Mme. Marie d’Huart, juriste en droit de l’environnement et fondatrice de CAP Conseil (Belgique), a mis en avant le caractère très ambitieux de la norme ISO 26000, à travers ses 7 lignes directrices. Ces dernières proposent des pistes de réflexion concernant des domaines aussi variés que la gouvernance, les droits de l’Homme, les relations et conditions de travail, l’environnement, la loyauté des pratiques, les consommateurs et le développement local à travers les communautés. Compte tenu de son vaste champ d’application, la norme ne fera donc pas l’objet de contrôle ou d’accréditation. Ce caractère non-contraignant a notamment pour objectif d’encourager toutes les organisations susceptibles d’entreprendre une démarche responsable dans ses activités. Le but n’étant pas d’obliger, ni de contraindre, mais plutôt d’accompagner les organisations dans la mise en place de pratiques sociétales. Le but d’ISO 26000 repose avant tout sur une harmonisation des instruments RS déjà existants plutôt que par leur remplacement (cf. Principes directeurs destinés aux multinationales de l’OCDE, le Pacte Mondiale des Nations Unies et du GRI, etc.). Elle conclut finalement sur le plus grand défi que représente la norme ISO 26000, à savoir interpeler une plus large proportion d’acteurs à travers la notion d’«organisation». En effet, ISO 26000 remplace l’expression «responsabilité sociétale des entreprises» par «responsabilité sociétale des organisations», afin d’inclure d’autres acteurs, notamment les administrations publiques.
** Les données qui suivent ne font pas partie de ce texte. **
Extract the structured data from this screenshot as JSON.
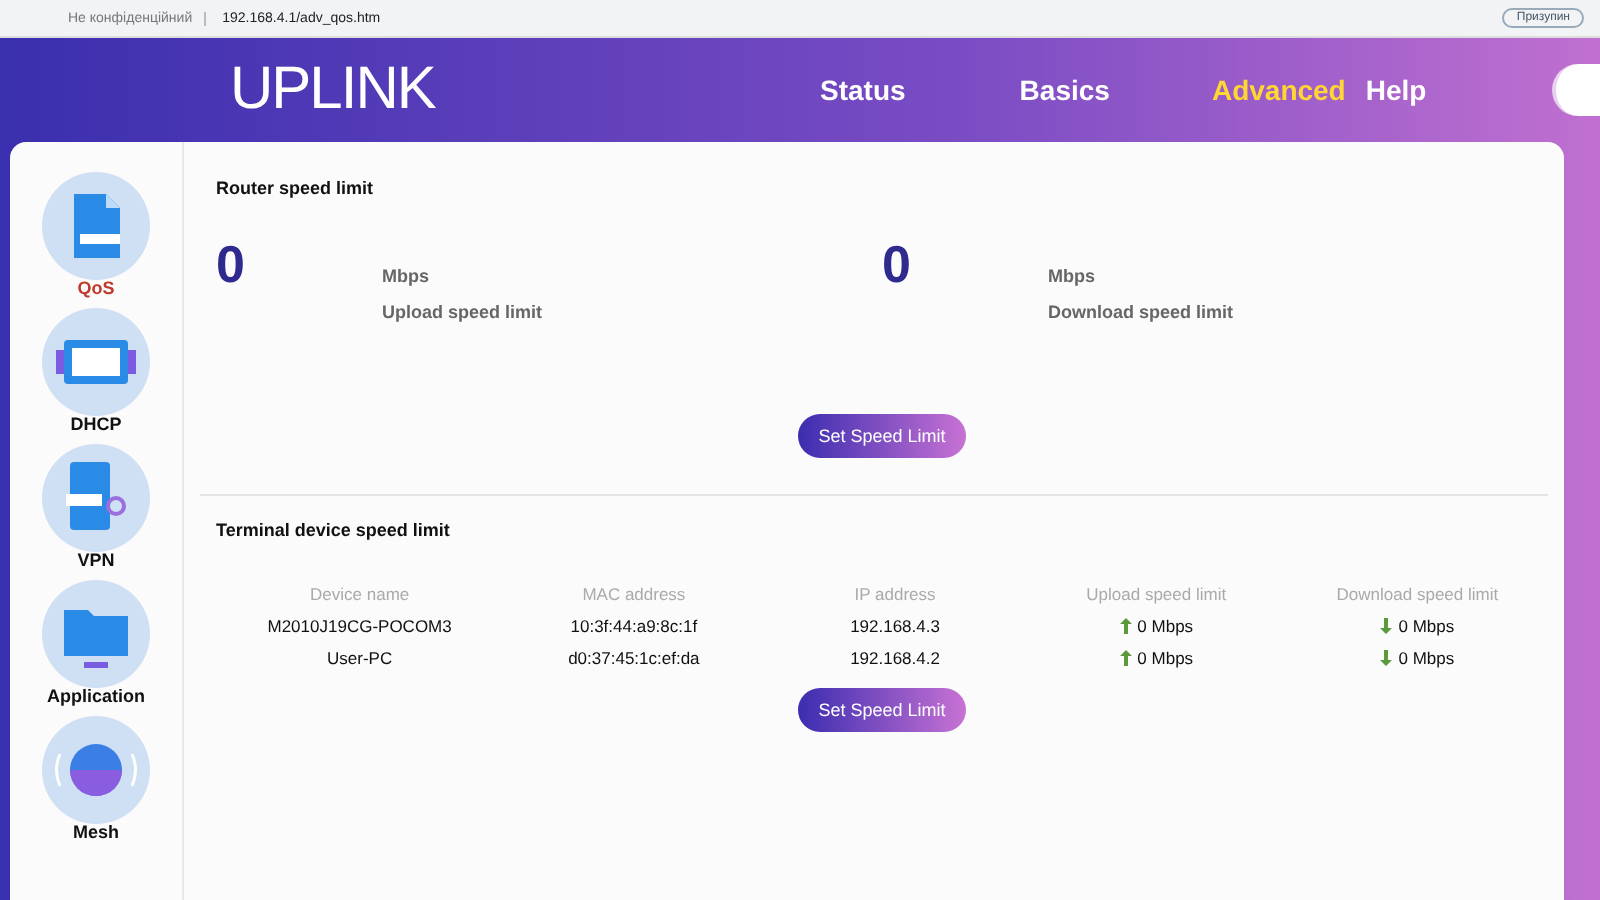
{
  "browser": {
    "security": "Не конфіденційний",
    "url": "192.168.4.1/adv_qos.htm",
    "profile": "Призупин"
  },
  "header": {
    "logo": "UPLINK",
    "nav": [
      {
        "label": "Status",
        "selected": false
      },
      {
        "label": "Basics",
        "selected": false
      },
      {
        "label": "Advanced",
        "selected": true
      },
      {
        "label": "Help",
        "selected": false
      }
    ]
  },
  "sidebar": {
    "items": [
      {
        "label": "QoS",
        "kind": "doc",
        "selected": true
      },
      {
        "label": "DHCP",
        "kind": "board",
        "selected": false
      },
      {
        "label": "VPN",
        "kind": "vpn",
        "selected": false
      },
      {
        "label": "Application",
        "kind": "folder",
        "selected": false
      },
      {
        "label": "Mesh",
        "kind": "globe",
        "selected": false
      }
    ]
  },
  "router_limit": {
    "title": "Router speed limit",
    "items": [
      {
        "value": "0",
        "unit": "Mbps",
        "label": "Upload speed limit"
      },
      {
        "value": "0",
        "unit": "Mbps",
        "label": "Download speed limit"
      }
    ],
    "button": "Set Speed Limit"
  },
  "terminal_limit": {
    "title": "Terminal device speed limit",
    "columns": [
      "Device name",
      "MAC address",
      "IP address",
      "Upload speed limit",
      "Download speed limit"
    ],
    "rows": [
      [
        "M2010J19CG-POCOM3",
        "10:3f:44:a9:8c:1f",
        "192.168.4.3",
        "0 Mbps",
        "0 Mbps"
      ],
      [
        "User-PC",
        "d0:37:45:1c:ef:da",
        "192.168.4.2",
        "0 Mbps",
        "0 Mbps"
      ]
    ],
    "button": "Set Speed Limit"
  }
}
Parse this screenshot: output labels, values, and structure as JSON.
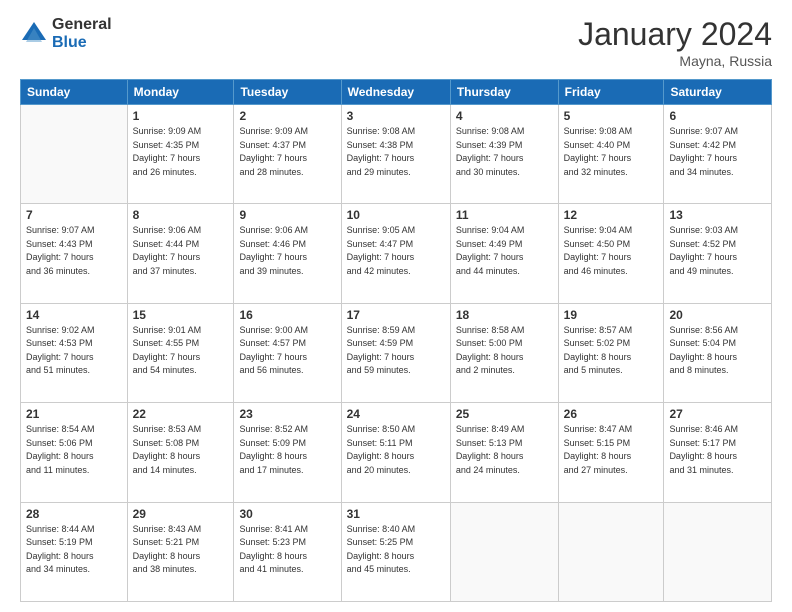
{
  "logo": {
    "general": "General",
    "blue": "Blue"
  },
  "title": "January 2024",
  "location": "Mayna, Russia",
  "days_of_week": [
    "Sunday",
    "Monday",
    "Tuesday",
    "Wednesday",
    "Thursday",
    "Friday",
    "Saturday"
  ],
  "weeks": [
    [
      {
        "day": "",
        "info": ""
      },
      {
        "day": "1",
        "info": "Sunrise: 9:09 AM\nSunset: 4:35 PM\nDaylight: 7 hours\nand 26 minutes."
      },
      {
        "day": "2",
        "info": "Sunrise: 9:09 AM\nSunset: 4:37 PM\nDaylight: 7 hours\nand 28 minutes."
      },
      {
        "day": "3",
        "info": "Sunrise: 9:08 AM\nSunset: 4:38 PM\nDaylight: 7 hours\nand 29 minutes."
      },
      {
        "day": "4",
        "info": "Sunrise: 9:08 AM\nSunset: 4:39 PM\nDaylight: 7 hours\nand 30 minutes."
      },
      {
        "day": "5",
        "info": "Sunrise: 9:08 AM\nSunset: 4:40 PM\nDaylight: 7 hours\nand 32 minutes."
      },
      {
        "day": "6",
        "info": "Sunrise: 9:07 AM\nSunset: 4:42 PM\nDaylight: 7 hours\nand 34 minutes."
      }
    ],
    [
      {
        "day": "7",
        "info": "Sunrise: 9:07 AM\nSunset: 4:43 PM\nDaylight: 7 hours\nand 36 minutes."
      },
      {
        "day": "8",
        "info": "Sunrise: 9:06 AM\nSunset: 4:44 PM\nDaylight: 7 hours\nand 37 minutes."
      },
      {
        "day": "9",
        "info": "Sunrise: 9:06 AM\nSunset: 4:46 PM\nDaylight: 7 hours\nand 39 minutes."
      },
      {
        "day": "10",
        "info": "Sunrise: 9:05 AM\nSunset: 4:47 PM\nDaylight: 7 hours\nand 42 minutes."
      },
      {
        "day": "11",
        "info": "Sunrise: 9:04 AM\nSunset: 4:49 PM\nDaylight: 7 hours\nand 44 minutes."
      },
      {
        "day": "12",
        "info": "Sunrise: 9:04 AM\nSunset: 4:50 PM\nDaylight: 7 hours\nand 46 minutes."
      },
      {
        "day": "13",
        "info": "Sunrise: 9:03 AM\nSunset: 4:52 PM\nDaylight: 7 hours\nand 49 minutes."
      }
    ],
    [
      {
        "day": "14",
        "info": "Sunrise: 9:02 AM\nSunset: 4:53 PM\nDaylight: 7 hours\nand 51 minutes."
      },
      {
        "day": "15",
        "info": "Sunrise: 9:01 AM\nSunset: 4:55 PM\nDaylight: 7 hours\nand 54 minutes."
      },
      {
        "day": "16",
        "info": "Sunrise: 9:00 AM\nSunset: 4:57 PM\nDaylight: 7 hours\nand 56 minutes."
      },
      {
        "day": "17",
        "info": "Sunrise: 8:59 AM\nSunset: 4:59 PM\nDaylight: 7 hours\nand 59 minutes."
      },
      {
        "day": "18",
        "info": "Sunrise: 8:58 AM\nSunset: 5:00 PM\nDaylight: 8 hours\nand 2 minutes."
      },
      {
        "day": "19",
        "info": "Sunrise: 8:57 AM\nSunset: 5:02 PM\nDaylight: 8 hours\nand 5 minutes."
      },
      {
        "day": "20",
        "info": "Sunrise: 8:56 AM\nSunset: 5:04 PM\nDaylight: 8 hours\nand 8 minutes."
      }
    ],
    [
      {
        "day": "21",
        "info": "Sunrise: 8:54 AM\nSunset: 5:06 PM\nDaylight: 8 hours\nand 11 minutes."
      },
      {
        "day": "22",
        "info": "Sunrise: 8:53 AM\nSunset: 5:08 PM\nDaylight: 8 hours\nand 14 minutes."
      },
      {
        "day": "23",
        "info": "Sunrise: 8:52 AM\nSunset: 5:09 PM\nDaylight: 8 hours\nand 17 minutes."
      },
      {
        "day": "24",
        "info": "Sunrise: 8:50 AM\nSunset: 5:11 PM\nDaylight: 8 hours\nand 20 minutes."
      },
      {
        "day": "25",
        "info": "Sunrise: 8:49 AM\nSunset: 5:13 PM\nDaylight: 8 hours\nand 24 minutes."
      },
      {
        "day": "26",
        "info": "Sunrise: 8:47 AM\nSunset: 5:15 PM\nDaylight: 8 hours\nand 27 minutes."
      },
      {
        "day": "27",
        "info": "Sunrise: 8:46 AM\nSunset: 5:17 PM\nDaylight: 8 hours\nand 31 minutes."
      }
    ],
    [
      {
        "day": "28",
        "info": "Sunrise: 8:44 AM\nSunset: 5:19 PM\nDaylight: 8 hours\nand 34 minutes."
      },
      {
        "day": "29",
        "info": "Sunrise: 8:43 AM\nSunset: 5:21 PM\nDaylight: 8 hours\nand 38 minutes."
      },
      {
        "day": "30",
        "info": "Sunrise: 8:41 AM\nSunset: 5:23 PM\nDaylight: 8 hours\nand 41 minutes."
      },
      {
        "day": "31",
        "info": "Sunrise: 8:40 AM\nSunset: 5:25 PM\nDaylight: 8 hours\nand 45 minutes."
      },
      {
        "day": "",
        "info": ""
      },
      {
        "day": "",
        "info": ""
      },
      {
        "day": "",
        "info": ""
      }
    ]
  ]
}
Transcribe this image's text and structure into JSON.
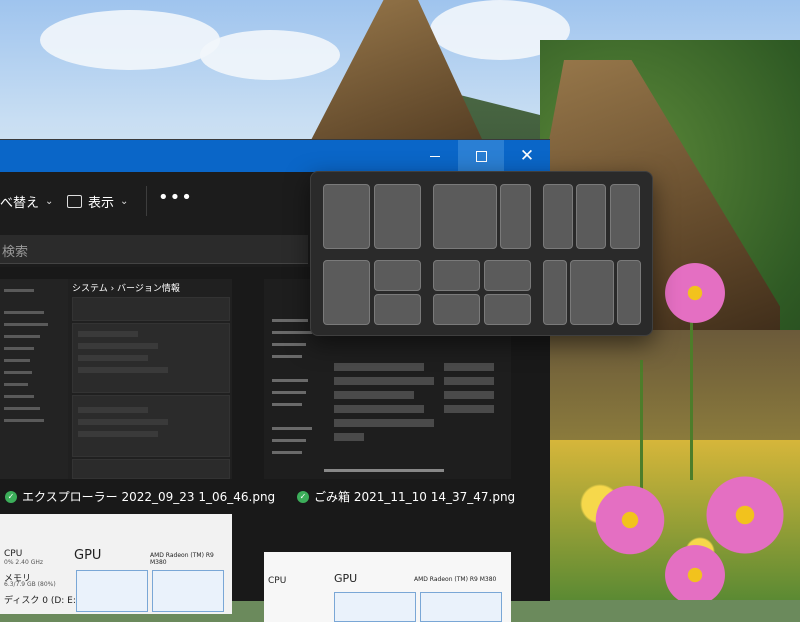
{
  "window": {
    "caption": {
      "minimize_icon": "minimize-icon",
      "maximize_icon": "maximize-icon",
      "close_icon": "close-icon",
      "accent": "#0a66c8"
    },
    "toolbar": {
      "sort_label": "べ替え",
      "view_label": "表示",
      "more_label": "•••"
    },
    "search": {
      "placeholder": "検索"
    },
    "files": [
      {
        "name": "エクスプローラー 2022_09_23 1_06_46.png",
        "status": "synced"
      },
      {
        "name": "ごみ箱 2021_11_10 14_37_47.png",
        "status": "synced"
      }
    ],
    "thumb1": {
      "header": "システム › バージョン情報"
    },
    "thumb3": {
      "gpu_label": "GPU",
      "gpu_name": "AMD Radeon (TM) R9 M380",
      "cpu_label": "CPU",
      "cpu_value": "0% 2.40 GHz",
      "memory_label": "メモリ",
      "memory_value": "6.3/7.9 GB (80%)",
      "disk_label": "ディスク 0 (D: E:)"
    },
    "thumb4": {
      "gpu_label": "GPU",
      "gpu_name": "AMD Radeon (TM) R9 M380",
      "cpu_label": "CPU"
    }
  },
  "snap_layouts": {
    "zone_color": "#5b5b5b",
    "layouts": [
      "two-equal",
      "wide-narrow",
      "three-columns",
      "left-half-right-stack",
      "four-grid",
      "narrow-wide-narrow"
    ]
  }
}
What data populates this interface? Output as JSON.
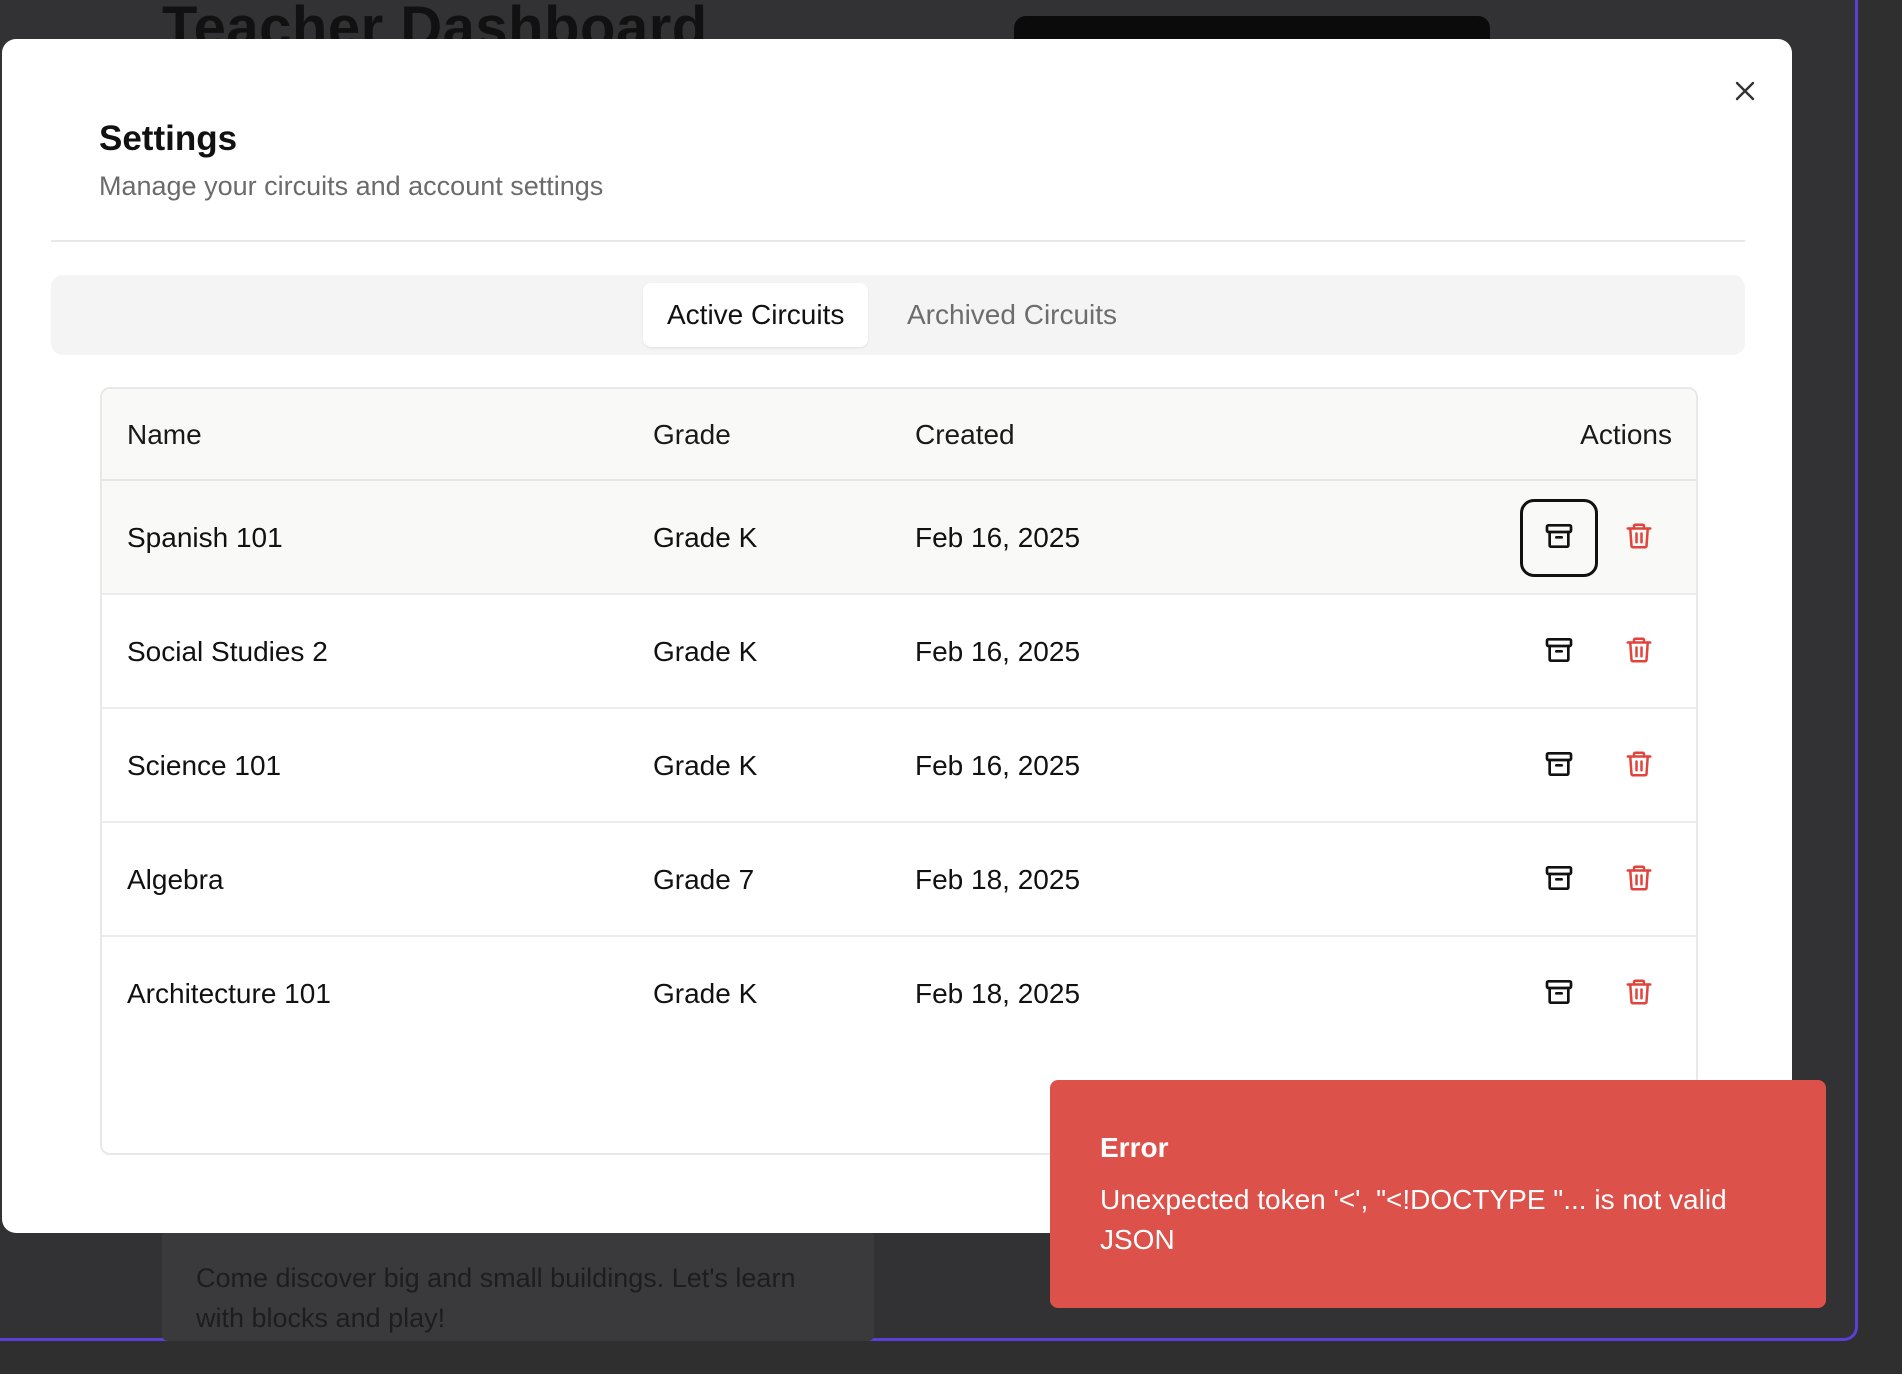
{
  "background": {
    "title": "Teacher Dashboard",
    "card_text": "Come discover big and small buildings. Let's learn with blocks and play!"
  },
  "modal": {
    "title": "Settings",
    "subtitle": "Manage your circuits and account settings",
    "tabs": [
      {
        "label": "Active Circuits",
        "active": true
      },
      {
        "label": "Archived Circuits",
        "active": false
      }
    ],
    "table": {
      "headers": {
        "name": "Name",
        "grade": "Grade",
        "created": "Created",
        "actions": "Actions"
      },
      "rows": [
        {
          "name": "Spanish 101",
          "grade": "Grade K",
          "created": "Feb 16, 2025"
        },
        {
          "name": "Social Studies 2",
          "grade": "Grade K",
          "created": "Feb 16, 2025"
        },
        {
          "name": "Science 101",
          "grade": "Grade K",
          "created": "Feb 16, 2025"
        },
        {
          "name": "Algebra",
          "grade": "Grade 7",
          "created": "Feb 18, 2025"
        },
        {
          "name": "Architecture 101",
          "grade": "Grade K",
          "created": "Feb 18, 2025"
        }
      ]
    },
    "icons": {
      "close": "close-icon",
      "archive": "archive-icon",
      "delete": "trash-icon"
    }
  },
  "toast": {
    "title": "Error",
    "message": "Unexpected token '<', \"<!DOCTYPE \"... is not valid JSON"
  },
  "colors": {
    "accent_border": "#5b3fd6",
    "error": "#dd514b",
    "delete_icon": "#e0443c"
  }
}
M. Yassir Yaghfouri, expert SSRO-Maroc et représentant de la délégation française à l’ISO 26000, a souligné le processus multi-parties prenantes et multinational d’ISO 26000. En effet, non seulement l’ensemble des parties prenantes (ONG, industries, consommateurs, etc.) mais aussi l’ensemble des pays, du Nord comme du Sud, ont réussi à collaborer tous ensemble sur ce qu’on pourrait appeler le plus grand processus multi-parties prenantes qui n’ait jamais existé jusque-là. Malgré le fait que certains acteurs aient été privilégiés quant aux coûts de participation et quant à l’utilisation de la langue anglaise pour les groupes de travail, ISO 26000 est la première norme ISO à jouir d’une telle légitimité internationale auprès de l’ensemble des parties prenantes.
Pour conclure la table ronde, Jacques Blanchet, écoconseiller et coordinateur RS et DD au Bureau de Normalisation du Québec (BNQ), a présenté l’ouvrage ISO 26000 : une Norme « hors norme » ? comme un excellent complément à la norme ISO 26000 car il permet de mieux comprendre sa construction ainsi que sa portée pour les organisations. Il a également mis en avant le caractère innovateur de la norme, par la particularité autodidactique du processus, « apprendre tout en faisant ». Et d’autre part, par l’utilisation de logiciels, comme Skype, utilisés comme plateformes de négociation supplémentaires où certains acteurs se retrouvaient durant les négociations afin de discuter et de construire des stratégies pour appuyer les différents intérêts des parties prenantes. Finalement, il présente ISO 26000 comme un outil de dialogue posant les bases de la RS à travers l’établissement d’une terminologie commune quant aux notions relatives au champ de la RS.